Ailing Shas spiritual leader Yosef kept in dark on brother’s death

Ovadia Yosef's doctors and family fear that news of his brother's death will cause his health to deteriorate.

Ovadia Yosef Shas campaign launch 370 (photo credit: Marc Israel Sellem/The Jerusalem Post)
Ovadia Yosef Shas campaign launch 370
(photo credit: Marc Israel Sellem/The Jerusalem Post)
Shas mentor Rabbi Ovadia Yosef’s children and his doctors decided not to inform him about the death of his brother out of fear it would cause his health to deteriorate, a source in the rabbi’s family said on Sunday.
Yosef was rushed to the hospital late Saturday night due to backaches and other ailments, which his family members said had left him crying in pain.
Staff at Hadassah University Medical Center, in Jerusalem’s Ein Kerem, installed a pacemaker in the 93-year-old rabbi.
He was also hospitalized over Rosh Hashana but came home in time to attend the ceremony in which his son, Yitzhak, formally accepted the title of Sephardi chief rabbi.
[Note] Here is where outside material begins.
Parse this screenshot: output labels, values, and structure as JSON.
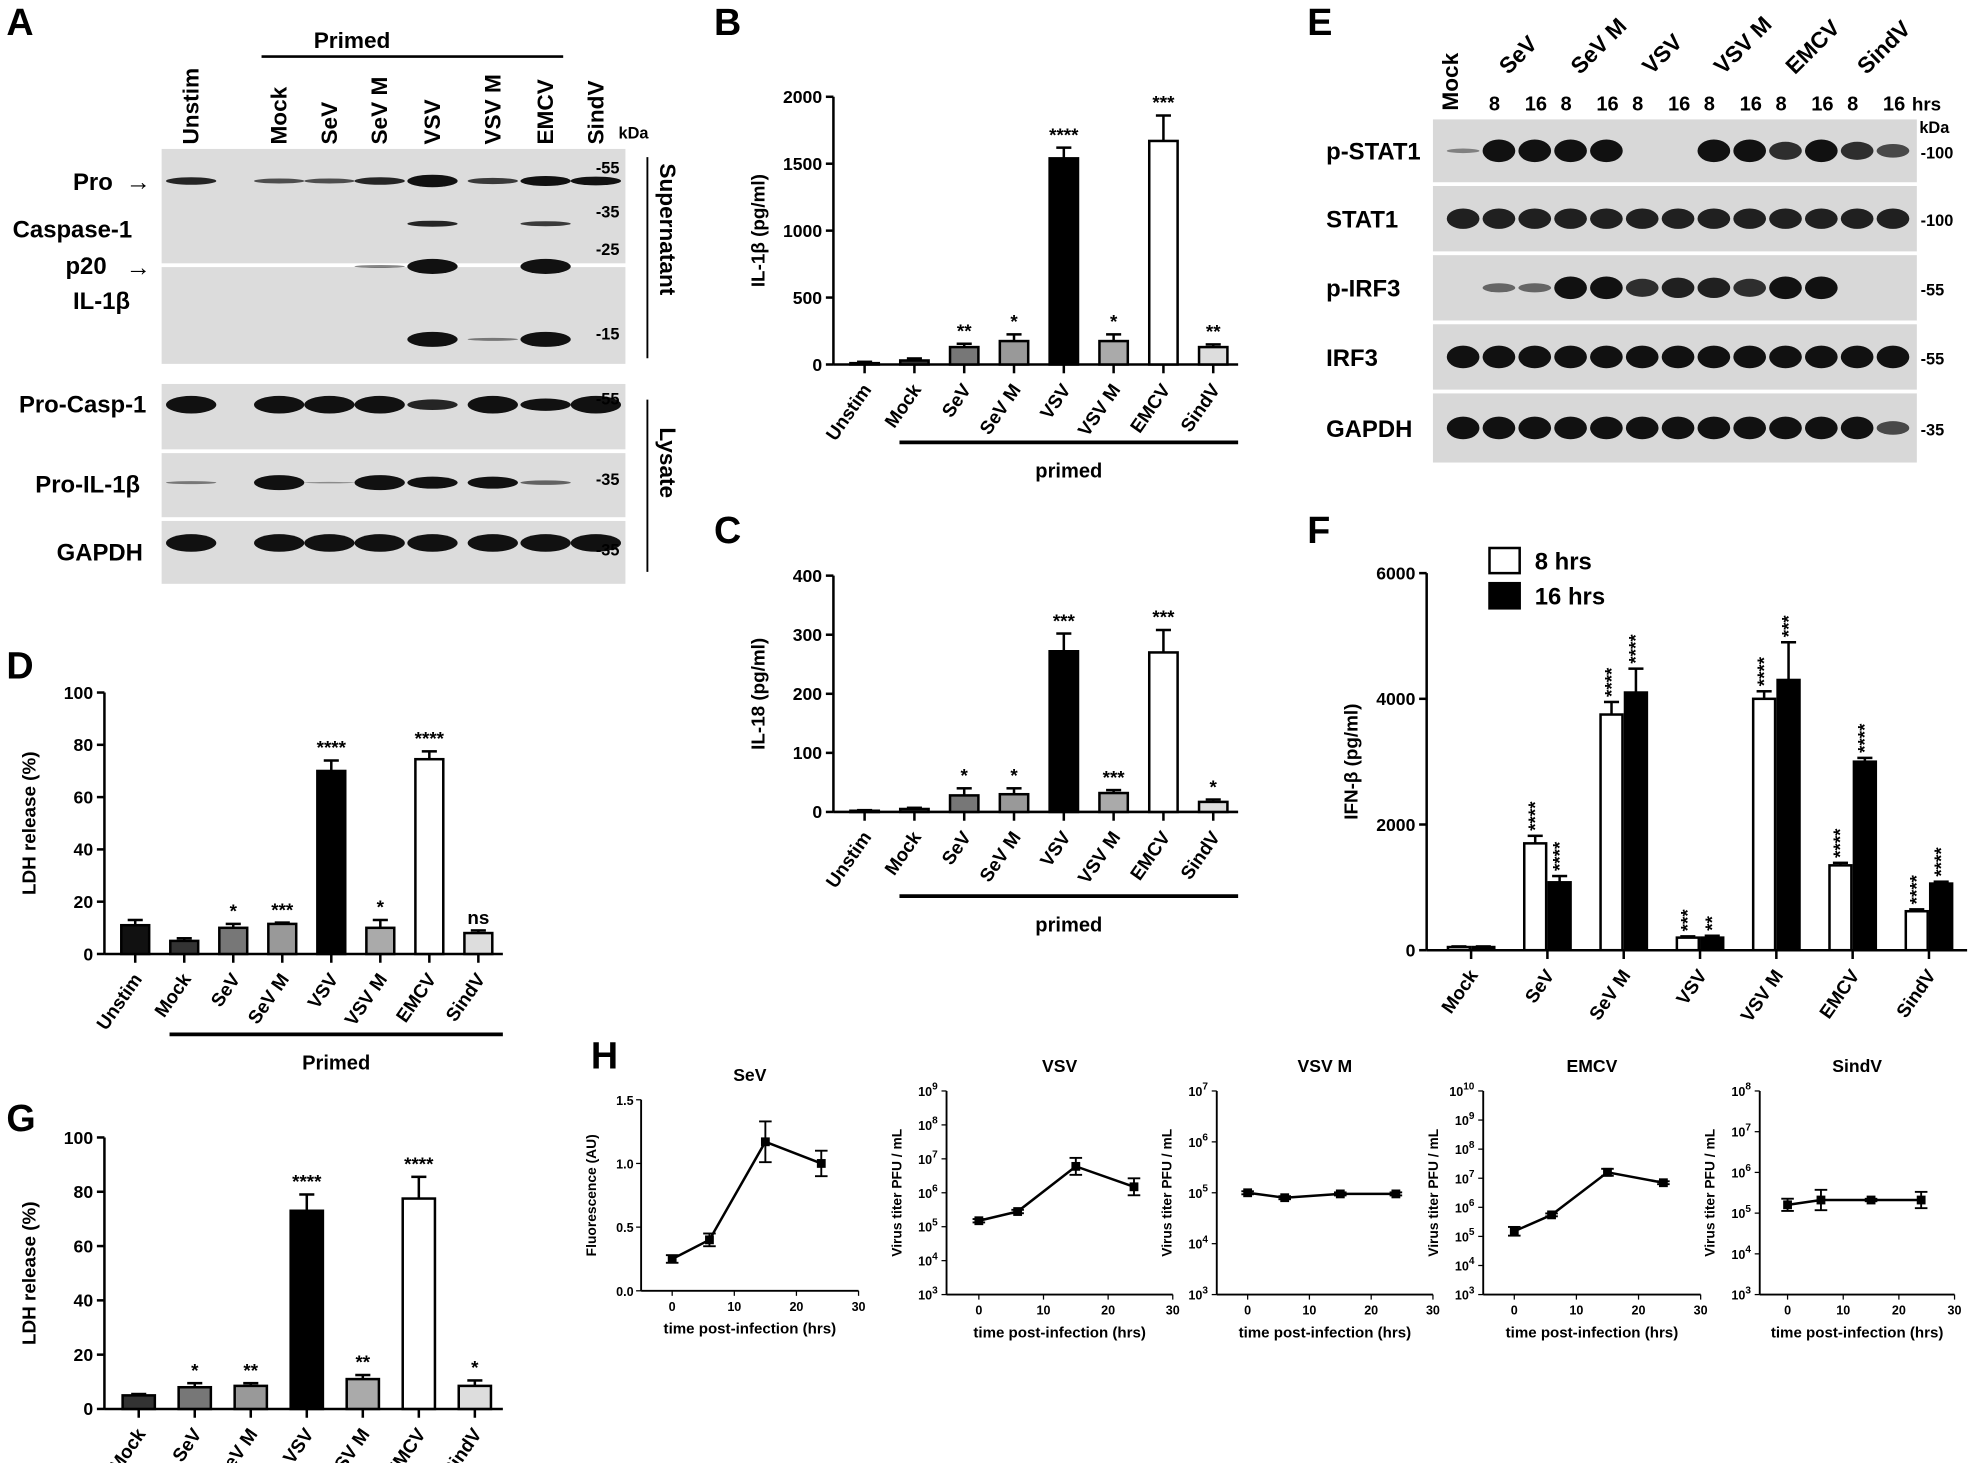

But in between the hospital visits, the Shas mentor’s pain did not stop. So when his brother, Naim, died before Succot, Yosef’s doctor, Prof.
Yohanan Shtessman, and his children decided to keep him in the dark.
“We decided that hearing such bad news could cause him serious harm,” a source in the rabbi’s family said. “His mental situation is not good.
When he feels better, with God’s help, we will let him know.”
The source could not confirm an Army Radio report that when Yosef asked for a newspaper on the day his brother’s death was reported, the rabbi was incorrectly told that newspapers had not been published that day.
The report was compared to a classic incident in November 1957, when the newspaper Davar published a special edition without the news that then-prime minister David Ben-Gurion’s military attaché Nehemia Argov had committed suicide. The special edition was printed to show Ben- Gurion, who was hospitalized after he survived an assassination attempt in the Knesset.
For years, Shas officials have denied charges that they have not informed the rabbi about key news developments. But on Sunday, a source in the party revealed that Yosef had not been told that his grandson, Yonatan, had decided to run for Jerusalem city council on a list that will compete with Shas.
Shas officials asked the public to pray for Yosef’s health. A special prayer was uttered by the masses who came to the Western Wall for the traditional Birkat Kohanim priestly blessings on Sunday morning, and special services were held at Jerusalem’s Bukharim synagogue and in Safed.